Strangely, wonderfully, the opposite is true; the technology industry is booming, populated by a veritable Cambrian explosion of entrepreneurs, innovators, makers and dreamers who are enabled by free and open-source software. Even those of us who work primarily within private industry, contributing few or none of our work products back to the community still benefit enormously from the vibrant, competitive, changing ecosystem that surrounds us.

Still, when you embrace open-source software and start using it on a daily basis, it's perfectly obvious that a great deal of it lacks a certain something. Call it usability, or perhaps the correct word is beauty. Grace? Elegance? Polish? It's hard to pin down exactly what it is, but something is missing oftentimes. Look at the software that comes with your very-much-not free Macintosh, and it you'll see a stark contrast with the competing packages that are available for Linux.

Yorba, however, is producing great, beautiful software.
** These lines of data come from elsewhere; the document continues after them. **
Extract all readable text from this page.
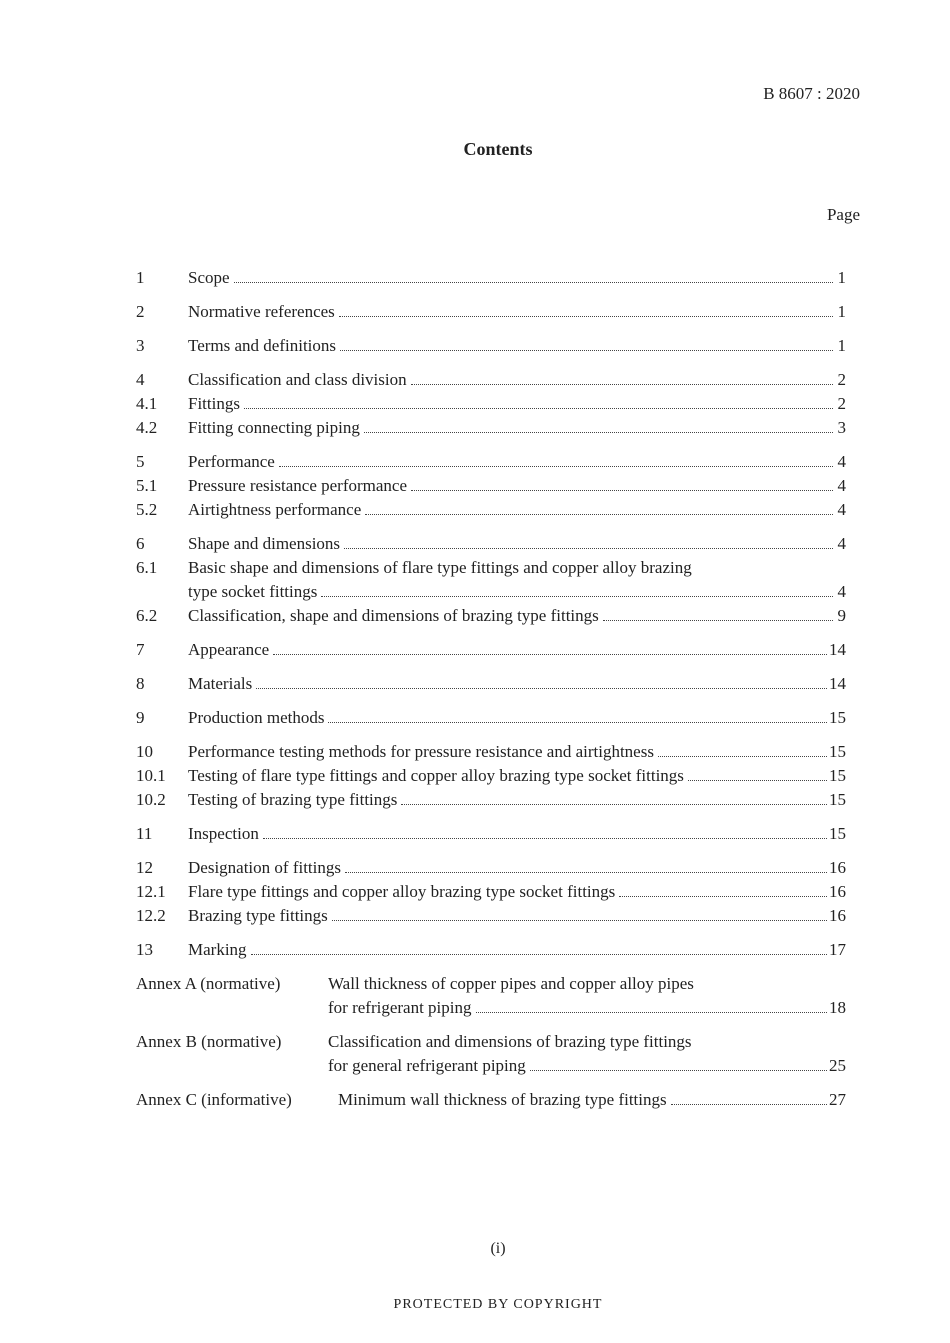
B 8607 : 2020
Contents
Page
1	Scope	1
2	Normative references	1
3	Terms and definitions	1
4	Classification and class division	2
4.1 Fittings	2
4.2 Fitting connecting piping	3
5	Performance	4
5.1 Pressure resistance performance	4
5.2 Airtightness performance	4
6	Shape and dimensions	4
6.1 Basic shape and dimensions of flare type fittings and copper alloy brazing
type socket fittings	4
6.2 Classification, shape and dimensions of brazing type fittings	9
7	Appearance	14
8	Materials	14
9	Production methods	15
10 Performance testing methods for pressure resistance and airtightness	15
10.1 Testing of flare type fittings and copper alloy brazing type socket fittings	15
10.2 Testing of brazing type fittings	15
11 Inspection	15
12 Designation of fittings	16
12.1 Flare type fittings and copper alloy brazing type socket fittings	16
12.2 Brazing type fittings	16
13 Marking	17
Annex A (normative)	Wall thickness of copper pipes and copper alloy pipes
for refrigerant piping	18
Annex B (normative)	Classification and dimensions of brazing type fittings
for general refrigerant piping	25
Annex C (informative)	Minimum wall thickness of brazing type fittings	27
(i)
PROTECTED BY COPYRIGHT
Usable and elegant software that you might gladly pay for. But it is free. To you. It is not free for Yorba, which must pay salaries and rent and utility bills. Right now, they are running an Indiegogo campaign to fund development of Geary, a new desktop email client that seems to be destined to define its genre. It is something that everybody who uses open-source software should support because it represents the next wave of happy, progressive disruption within the on-going OSS revolution.

Great software is worth paying for. Do the right thing and chip in.